Panaji: Incessant digging that had been taking place around Goa's forests in search for iron ore has taken a heavy toll on wild animals and other species, according to environmentalists.
Rock pythons and king cobras have been found dead in these areas, where rare species of reptiles and birds had to bear the brunt of rampant mining activity, animal rescue organisations and environmentalists in the state have said.
"We have rescued hungry and unhealthy pythons from the villages located near mining leases in Bicholim taluka. Rare reptiles like king cobra were lying crushed under stones," Amrut Singh, founder, Animal Rescue Squad (ARS), told.
Singh's voluntary group, with more than 100 volunteers trained to rescue snakes and wild animals, receive regular distress calls from people living on periphery of mines. "King cobra, russell viper, saw scaled viper are often rescued from homes adjacent to the mining leases in Bicholim," he said.
Bicholim, an iron-ore rich belt, is nestled in the foothills of the Western Ghats. The eco-sensitive area houses nearly 70 per cent of birds and reptiles found in the Ghats.
Singh recalls how decades back flying snakes were sighted in the area, which now stands devastated in search of iron ore that is exported to China. "Some snake species are on verge of extinction. Ceylon cat, beddome's cat and ornate cake snakes, found in abundance early, are rarely sighted."
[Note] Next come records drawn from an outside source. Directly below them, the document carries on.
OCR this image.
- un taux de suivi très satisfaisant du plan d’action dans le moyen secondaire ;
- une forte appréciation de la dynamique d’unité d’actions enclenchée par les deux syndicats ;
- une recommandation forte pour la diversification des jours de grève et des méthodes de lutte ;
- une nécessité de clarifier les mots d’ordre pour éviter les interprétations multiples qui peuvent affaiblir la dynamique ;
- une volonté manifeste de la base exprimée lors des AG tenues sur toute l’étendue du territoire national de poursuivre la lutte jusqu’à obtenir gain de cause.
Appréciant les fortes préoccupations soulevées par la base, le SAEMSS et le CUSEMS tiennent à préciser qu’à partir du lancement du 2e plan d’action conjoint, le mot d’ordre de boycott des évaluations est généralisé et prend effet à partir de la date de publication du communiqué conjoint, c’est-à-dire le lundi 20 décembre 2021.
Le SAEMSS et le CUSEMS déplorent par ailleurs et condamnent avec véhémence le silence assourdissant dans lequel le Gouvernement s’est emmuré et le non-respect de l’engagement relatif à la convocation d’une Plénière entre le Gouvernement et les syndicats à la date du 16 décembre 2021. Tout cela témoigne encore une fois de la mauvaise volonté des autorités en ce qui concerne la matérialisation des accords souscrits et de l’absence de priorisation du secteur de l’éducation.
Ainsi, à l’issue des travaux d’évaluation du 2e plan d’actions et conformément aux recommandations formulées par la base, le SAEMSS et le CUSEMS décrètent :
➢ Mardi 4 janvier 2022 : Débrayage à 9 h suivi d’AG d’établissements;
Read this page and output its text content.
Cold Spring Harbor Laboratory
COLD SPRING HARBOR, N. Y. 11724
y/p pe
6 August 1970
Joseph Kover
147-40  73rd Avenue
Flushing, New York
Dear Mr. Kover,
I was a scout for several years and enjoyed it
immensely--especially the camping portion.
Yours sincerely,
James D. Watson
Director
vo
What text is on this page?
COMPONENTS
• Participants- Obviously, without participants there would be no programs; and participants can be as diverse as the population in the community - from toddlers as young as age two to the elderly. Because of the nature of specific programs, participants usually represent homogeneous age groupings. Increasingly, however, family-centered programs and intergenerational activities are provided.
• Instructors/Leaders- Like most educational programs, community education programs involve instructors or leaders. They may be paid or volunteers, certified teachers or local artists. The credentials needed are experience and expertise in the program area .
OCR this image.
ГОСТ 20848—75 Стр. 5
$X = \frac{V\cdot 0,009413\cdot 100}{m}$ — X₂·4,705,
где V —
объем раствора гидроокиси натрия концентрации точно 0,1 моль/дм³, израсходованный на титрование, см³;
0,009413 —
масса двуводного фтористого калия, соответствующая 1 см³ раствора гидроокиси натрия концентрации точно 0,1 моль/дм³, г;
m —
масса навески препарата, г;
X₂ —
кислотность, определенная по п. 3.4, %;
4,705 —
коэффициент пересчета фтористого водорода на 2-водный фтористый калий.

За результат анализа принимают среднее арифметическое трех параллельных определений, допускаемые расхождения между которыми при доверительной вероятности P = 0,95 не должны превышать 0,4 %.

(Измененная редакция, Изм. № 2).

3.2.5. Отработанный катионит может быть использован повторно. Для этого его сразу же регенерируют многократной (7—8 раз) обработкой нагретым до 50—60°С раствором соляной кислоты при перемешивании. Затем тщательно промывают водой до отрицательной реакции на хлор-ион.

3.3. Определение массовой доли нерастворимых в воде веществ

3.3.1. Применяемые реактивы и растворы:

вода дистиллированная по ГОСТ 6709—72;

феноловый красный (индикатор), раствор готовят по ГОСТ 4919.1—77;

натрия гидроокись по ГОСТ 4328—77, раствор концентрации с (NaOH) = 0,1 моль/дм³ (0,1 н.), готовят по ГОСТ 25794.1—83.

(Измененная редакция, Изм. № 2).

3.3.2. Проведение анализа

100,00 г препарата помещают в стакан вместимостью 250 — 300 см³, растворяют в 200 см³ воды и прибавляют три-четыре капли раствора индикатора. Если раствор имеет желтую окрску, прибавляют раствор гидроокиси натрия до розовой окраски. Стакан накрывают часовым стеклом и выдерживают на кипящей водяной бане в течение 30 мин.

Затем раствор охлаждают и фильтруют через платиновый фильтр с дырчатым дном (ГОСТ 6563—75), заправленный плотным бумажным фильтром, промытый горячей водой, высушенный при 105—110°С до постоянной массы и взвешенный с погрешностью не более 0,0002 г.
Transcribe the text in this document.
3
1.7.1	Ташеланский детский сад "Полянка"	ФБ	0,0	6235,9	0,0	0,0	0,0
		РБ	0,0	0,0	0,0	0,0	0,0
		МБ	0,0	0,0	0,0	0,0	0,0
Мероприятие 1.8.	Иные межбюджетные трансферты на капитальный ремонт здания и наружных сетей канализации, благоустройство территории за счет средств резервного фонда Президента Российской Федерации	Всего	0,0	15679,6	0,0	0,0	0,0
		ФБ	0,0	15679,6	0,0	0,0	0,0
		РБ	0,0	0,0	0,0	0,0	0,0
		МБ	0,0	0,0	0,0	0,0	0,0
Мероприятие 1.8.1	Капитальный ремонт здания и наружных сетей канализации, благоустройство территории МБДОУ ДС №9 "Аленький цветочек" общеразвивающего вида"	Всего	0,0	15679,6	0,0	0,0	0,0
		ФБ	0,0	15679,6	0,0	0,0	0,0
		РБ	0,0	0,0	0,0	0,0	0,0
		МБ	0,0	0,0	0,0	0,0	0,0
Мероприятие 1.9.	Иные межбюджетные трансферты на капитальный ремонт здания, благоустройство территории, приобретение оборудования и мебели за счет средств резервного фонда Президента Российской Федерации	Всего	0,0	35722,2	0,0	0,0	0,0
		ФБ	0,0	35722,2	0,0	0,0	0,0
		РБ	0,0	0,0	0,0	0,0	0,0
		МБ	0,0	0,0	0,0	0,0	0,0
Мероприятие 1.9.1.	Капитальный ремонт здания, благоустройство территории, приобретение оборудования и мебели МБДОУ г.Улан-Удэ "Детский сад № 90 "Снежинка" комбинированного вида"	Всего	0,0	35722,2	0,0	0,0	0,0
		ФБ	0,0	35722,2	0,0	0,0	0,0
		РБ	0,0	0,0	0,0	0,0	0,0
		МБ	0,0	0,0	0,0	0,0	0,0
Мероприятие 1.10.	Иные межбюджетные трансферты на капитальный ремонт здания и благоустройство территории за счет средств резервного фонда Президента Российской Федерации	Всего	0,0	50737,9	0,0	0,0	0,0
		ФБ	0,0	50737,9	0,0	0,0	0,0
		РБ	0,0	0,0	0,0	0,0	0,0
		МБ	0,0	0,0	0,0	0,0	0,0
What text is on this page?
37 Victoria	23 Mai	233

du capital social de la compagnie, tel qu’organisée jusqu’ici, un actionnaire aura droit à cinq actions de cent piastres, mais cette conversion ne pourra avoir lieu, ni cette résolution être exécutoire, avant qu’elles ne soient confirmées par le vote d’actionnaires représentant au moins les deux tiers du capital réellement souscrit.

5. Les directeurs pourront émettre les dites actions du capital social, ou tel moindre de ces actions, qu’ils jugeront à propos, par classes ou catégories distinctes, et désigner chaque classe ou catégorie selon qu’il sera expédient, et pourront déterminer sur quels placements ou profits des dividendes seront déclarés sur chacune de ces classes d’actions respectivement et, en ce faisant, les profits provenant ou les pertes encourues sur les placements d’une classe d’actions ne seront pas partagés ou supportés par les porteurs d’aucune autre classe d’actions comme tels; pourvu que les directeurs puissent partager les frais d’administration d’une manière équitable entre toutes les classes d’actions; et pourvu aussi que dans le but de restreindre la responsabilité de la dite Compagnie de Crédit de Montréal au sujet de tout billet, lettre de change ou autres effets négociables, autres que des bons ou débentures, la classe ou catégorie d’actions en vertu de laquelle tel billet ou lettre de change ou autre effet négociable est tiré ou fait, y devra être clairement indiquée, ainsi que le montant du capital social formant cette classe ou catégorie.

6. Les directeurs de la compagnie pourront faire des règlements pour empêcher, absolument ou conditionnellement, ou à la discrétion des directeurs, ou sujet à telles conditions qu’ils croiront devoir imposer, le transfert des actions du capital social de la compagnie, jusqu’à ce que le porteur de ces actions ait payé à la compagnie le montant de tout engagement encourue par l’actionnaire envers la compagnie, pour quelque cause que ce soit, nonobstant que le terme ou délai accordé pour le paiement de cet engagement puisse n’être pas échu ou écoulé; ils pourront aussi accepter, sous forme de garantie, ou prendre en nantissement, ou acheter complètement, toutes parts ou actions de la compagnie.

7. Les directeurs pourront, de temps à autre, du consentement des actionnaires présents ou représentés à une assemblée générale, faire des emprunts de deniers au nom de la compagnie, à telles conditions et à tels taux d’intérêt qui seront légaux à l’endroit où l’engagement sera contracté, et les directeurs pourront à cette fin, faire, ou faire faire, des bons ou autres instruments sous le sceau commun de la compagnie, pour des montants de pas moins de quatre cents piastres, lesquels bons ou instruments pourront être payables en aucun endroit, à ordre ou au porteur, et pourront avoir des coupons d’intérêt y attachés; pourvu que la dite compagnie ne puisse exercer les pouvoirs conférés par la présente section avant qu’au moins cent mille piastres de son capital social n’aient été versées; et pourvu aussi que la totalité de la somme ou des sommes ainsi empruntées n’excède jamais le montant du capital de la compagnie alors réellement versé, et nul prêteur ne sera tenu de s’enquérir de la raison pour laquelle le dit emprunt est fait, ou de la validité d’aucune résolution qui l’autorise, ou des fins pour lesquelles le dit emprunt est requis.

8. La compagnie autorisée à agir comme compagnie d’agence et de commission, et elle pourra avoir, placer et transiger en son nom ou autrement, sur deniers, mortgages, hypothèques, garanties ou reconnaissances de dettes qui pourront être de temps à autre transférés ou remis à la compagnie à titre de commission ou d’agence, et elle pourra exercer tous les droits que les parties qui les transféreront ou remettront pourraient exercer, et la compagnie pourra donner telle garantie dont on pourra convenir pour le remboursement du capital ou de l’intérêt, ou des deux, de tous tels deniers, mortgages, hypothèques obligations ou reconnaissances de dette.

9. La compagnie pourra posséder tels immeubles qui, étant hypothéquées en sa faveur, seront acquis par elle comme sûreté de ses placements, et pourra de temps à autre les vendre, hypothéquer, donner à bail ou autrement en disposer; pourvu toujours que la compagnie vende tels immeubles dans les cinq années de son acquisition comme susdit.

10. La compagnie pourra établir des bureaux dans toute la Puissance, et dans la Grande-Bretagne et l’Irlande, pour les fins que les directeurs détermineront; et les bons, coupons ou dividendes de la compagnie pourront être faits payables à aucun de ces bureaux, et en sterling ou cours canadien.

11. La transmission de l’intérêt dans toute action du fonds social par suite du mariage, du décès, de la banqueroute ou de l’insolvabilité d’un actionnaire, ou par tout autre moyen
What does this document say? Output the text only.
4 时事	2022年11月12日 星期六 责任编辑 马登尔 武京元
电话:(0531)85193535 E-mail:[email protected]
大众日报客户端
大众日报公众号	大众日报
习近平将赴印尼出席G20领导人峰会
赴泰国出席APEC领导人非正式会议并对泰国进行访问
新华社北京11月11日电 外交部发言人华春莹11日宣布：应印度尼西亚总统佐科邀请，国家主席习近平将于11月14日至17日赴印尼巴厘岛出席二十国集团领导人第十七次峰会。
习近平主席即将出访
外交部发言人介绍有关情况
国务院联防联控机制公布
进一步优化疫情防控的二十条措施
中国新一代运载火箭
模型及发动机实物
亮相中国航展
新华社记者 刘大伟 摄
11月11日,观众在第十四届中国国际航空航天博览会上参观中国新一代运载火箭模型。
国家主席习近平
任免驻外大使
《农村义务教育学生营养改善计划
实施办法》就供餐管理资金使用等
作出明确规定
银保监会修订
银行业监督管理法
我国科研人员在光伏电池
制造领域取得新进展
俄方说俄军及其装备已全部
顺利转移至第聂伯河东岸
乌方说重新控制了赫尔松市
Bicholim locals have reported an unusual phenomenon crocodiles being sighted on busy streets during night. An ARS volunteer explained that since marshy areas in the river bed are getting silted with iron ore and mud, the crocodiles venture out to find new water bodies.
A little further from Bicholim, in remote Sattari taluka, is Gavane, a village tucked between three wildlife sanctuaries, which has seen several Indian bison, Goa's state animal, found dead in mining pits.
Environmentalist Rajendra Kerkar said on many occasions, bison, the largest bovine of India, had been spotted lying in the mining pits.